In other weeks, the Monday offerings include cheese sandwiches, cheese ravioli, spinach salad and vegetarian soups.
As agriculture commissioner, Staples is in charge of the agency that administers school lunch programs in Texas. This is not the first time Staples — who has received at least $116,000 in campaign contributions from beef and ranching interests since 2010 and whose office said he was unavailable for an interview on Monday — has lashed out against Meatless Mondays.
Two years ago, he called a U.S. Department of Agriculture message to encourage Meatless Mondays “treasonous.”
Leah Wilkinson, the Dripping Springs parent who brought the menu to the attention of the state Department of Agriculture, said her suspicions were raised when she learned of Meatless Mondays as she registered her child for first grade at Rooster Springs Elementary School in August.
“I know what Meatless Mondays really stand for — to end consumption of animal-based agricultural products — so I contacted the district” and traded voice mails with Crowley, she said, before contacting the Agriculture Department. “The agenda shouldn’t be pushed on our elementary school.”
Wilkinson — whose family is in the pork production business in Minnesota — said she, too, works in the agricultural sector doing government relations work for the animal-feed industry.
Her son, she said, eats the school-provided lunches Tuesdays through Fridays.
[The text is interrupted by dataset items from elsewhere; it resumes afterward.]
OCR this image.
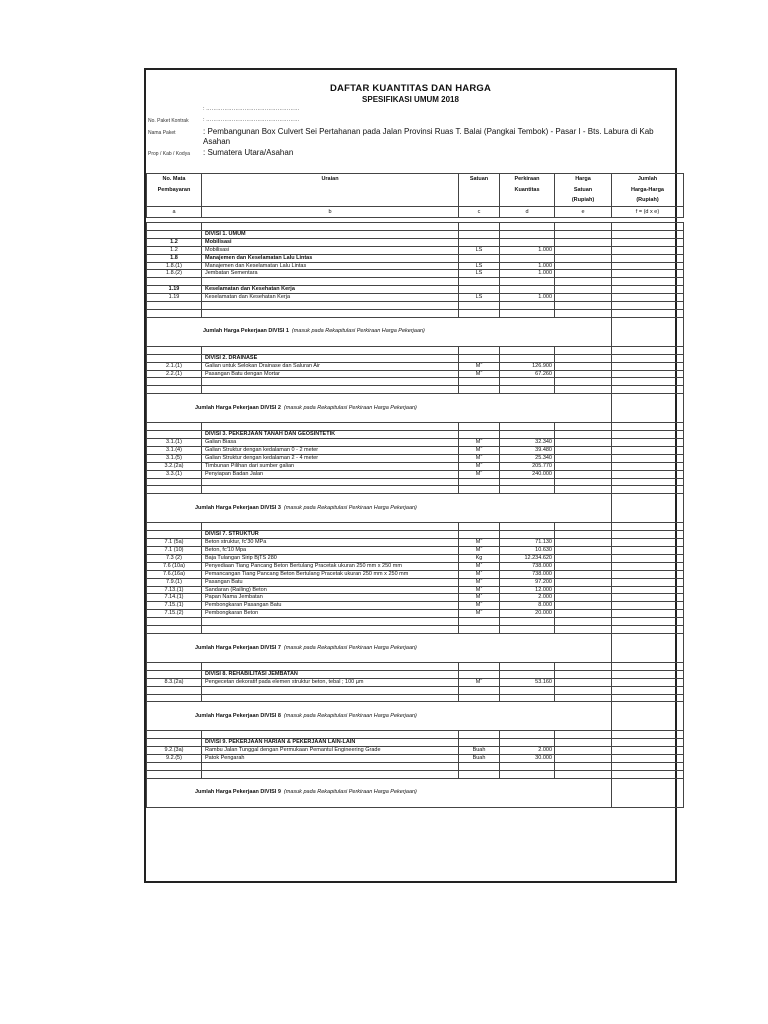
DAFTAR KUANTITAS DAN HARGA
SPESIFIKASI UMUM 2018
: ……………………………………………
No. Paket Kontrak	: ……………………………………………
Nama Paket	: Pembangunan Box Culvert Sei Pertahanan pada Jalan Provinsi Ruas T. Balai (Pangkai Tembok) - Pasar I - Bts. Labura di Kab Asahan
Prop / Kab / Kodya : Sumatera Utara/Asahan
No. Mata	Uraian	Satuan	Perkiraan	Harga	Jumlah
Pembayaran			Kuantitas	Satuan	Harga-Harga
				(Rupiah)	(Rupiah)
a	b	c	d	e	f = (d x e)

	DIVISI 1. UMUM				
1.2	Mobilisasi				
1.2	Mobilisasi	LS	1.000		
1.8	Manajemen dan Keselamatan Lalu Lintas				
1.8.(1)	Manajemen dan Keselamatan Lalu Lintas	LS	1.000		
1.8.(2)	Jembatan Sementara	LS	1.000		

1.19	Keselamatan dan Kesehatan Kerja				
1.19	Keselamatan dan Kesehatan Kerja	LS	1.000		

Jumlah Harga Pekerjaan DIVISI 1 (masuk pada Rekapitulasi Perkiraan Harga Pekerjaan)					

	DIVISI 2. DRAINASE				
2.1.(1)	Galian untuk Selokan Drainase dan Saluran Air	$M^3$	126.900		
2.2.(1)	Pasangan Batu dengan Mortar	$M^3$	67.260		

Jumlah Harga Pekerjaan DIVISI 2 (masuk pada Rekapitulasi Perkiraan Harga Pekerjaan)					

	DIVISI 3. PEKERJAAN TANAH DAN GEOSINTETIK				
3.1.(1)	Galian Biasa	$M^3$	32.340		
3.1.(4)	Galian Struktur dengan kedalaman 0 - 2 meter	$M^3$	39.480		
3.1.(5)	Galian Struktur dengan kedalaman 2 - 4 meter	$M^3$	25.340		
3.2.(2a)	Timbunan Pilihan dari sumber galian	$M^3$	205.770		
3.3.(1)	Penyiapan Badan Jalan	$M^2$	240.000		

Jumlah Harga Pekerjaan DIVISI 3 (masuk pada Rekapitulasi Perkiraan Harga Pekerjaan)					

	DIVISI 7. STRUKTUR				
7.1 (5a)	Beton struktur, fc'30 MPa	$M^3$	71.130		
7.1 (10)	Beton, fc'10 Mpa	$M^3$	10.630		
7.3 (2)	Baja Tulangan Sirip BjTS 280	Kg	12.234.620		
7.6 (10a)	Penyediaan Tiang Pancang Beton Bertulang Pracetak ukuran 250 mm x 250 mm	$M^1$	738.000		
7.6.(16a)	Pemancangan Tiang Pancang Beton Bertulang Pracetak ukuran 250 mm x 250 mm	$M^1$	738.000		
7.9.(1)	Pasangan Batu	$M^3$	97.200		
7.13.(1)	Sandaran (Railing) Beton	$M^1$	12.000		
7.14.(1)	Papan Nama Jembatan	$M^1$	2.000		
7.15.(1)	Pembongkaran Pasangan Batu	$M^3$	8.000		
7.15.(2)	Pembongkaran Beton	$M^3$	20.000		

Jumlah Harga Pekerjaan DIVISI 7 (masuk pada Rekapitulasi Perkiraan Harga Pekerjaan)					

	DIVISI 8. REHABILITASI JEMBATAN				
8.3.(2a)	Pengecetan dekoratif pada elemen struktur beton, tebal ; 100 µm	$M^2$	53.160		

Jumlah Harga Pekerjaan DIVISI 8 (masuk pada Rekapitulasi Perkiraan Harga Pekerjaan)					

	DIVISI 9. PEKERJAAN HARIAN & PEKERJAAN LAIN-LAIN				
9.2.(3a)	Rambu Jalan Tunggal dengan Permukaan Pemantul Engineering Grade	Buah	2.000		
9.2.(5)	Patok Pengarah	Buah	30.000		

Jumlah Harga Pekerjaan DIVISI 9 (masuk pada Rekapitulasi Perkiraan Harga Pekerjaan)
On Monday, he ate a ham sandwich from home.
Eddie Garza, a Dallas-based food policy coordinator for the Humane Society, said the Meatless Mondays effort is in response to the public health problem of obesity and created to shine light on animal treatment at factory farms.
“We’re trying to help schools promote healthier options,” said Garza, who said the Dallas event, held at a Whole Foods, had about 50 attendees.
School lunch menus have long made for a political food fight. First Lady Michelle Obama ran into pushback after announcing efforts to limit animal proteins and dairy fats on school menus while encouraging the eating of more fruit, vegetables and whole grains.
“The last thing that we can afford to do right now is play politics with our kids’ health,” Obama said in May, as Congress considered rolling back some of the reforms she had championed in 2010. “It’s unacceptable to me not just as First Lady, but as a mother.”
Rancher Amanda Radke, who blogs for Beef Magazine, noted: “The changes the First Lady is pushing on public schools don’t apply to her daughters Malia and Sasha, who attend a swanky private school that is exempt.”
Meatless Mondays were developed at the Johns Hopkins Bloomberg School of Public Health as an awareness campaign.
Crowley said that before the Staples opinion piece was published, he had heard from a handful of parents during the first few weeks of the school year. Crowley said they were evenly split between showing support for Meatless Mondays and having suspicions that the program could be extended to other days.
“Are we having a war on meat in Dripping Springs? Definitely not,” said Crowley, who said he is not a vegetarian and who said that in his work as a clinical dietitian he distributes fliers from the Texas Beef Council promoting healthy cuts of meat. “We’re trying to think outside the box, and we serve a lot of Texas beef on our menus.
“We’ve had requests for more vegetarian options, and I thought, ‘Why don’t I give it a try and see how it’s received by kids?’”
He said there is no plan to expand the veggie-only menu to other days of the week.
In his opinion piece, Staples, who is not a nutritionist, said that Meatless Mondays will hurt low-income kids, “most likely depriving them of their only source of protein for the day.”
Crowley said no child is harmed by not having protein specifically from an animal source during one lunch each week. He said parents also have the option of packing lunch for their child any day of the week.
“Ultimately, we want to put out a product that kids are happy with that has a good nutritional value to it,” Crowley said.
The students in Dripping Springs will have tacos or fajitas on Wednesday to look forward to — and burgers on Thursday.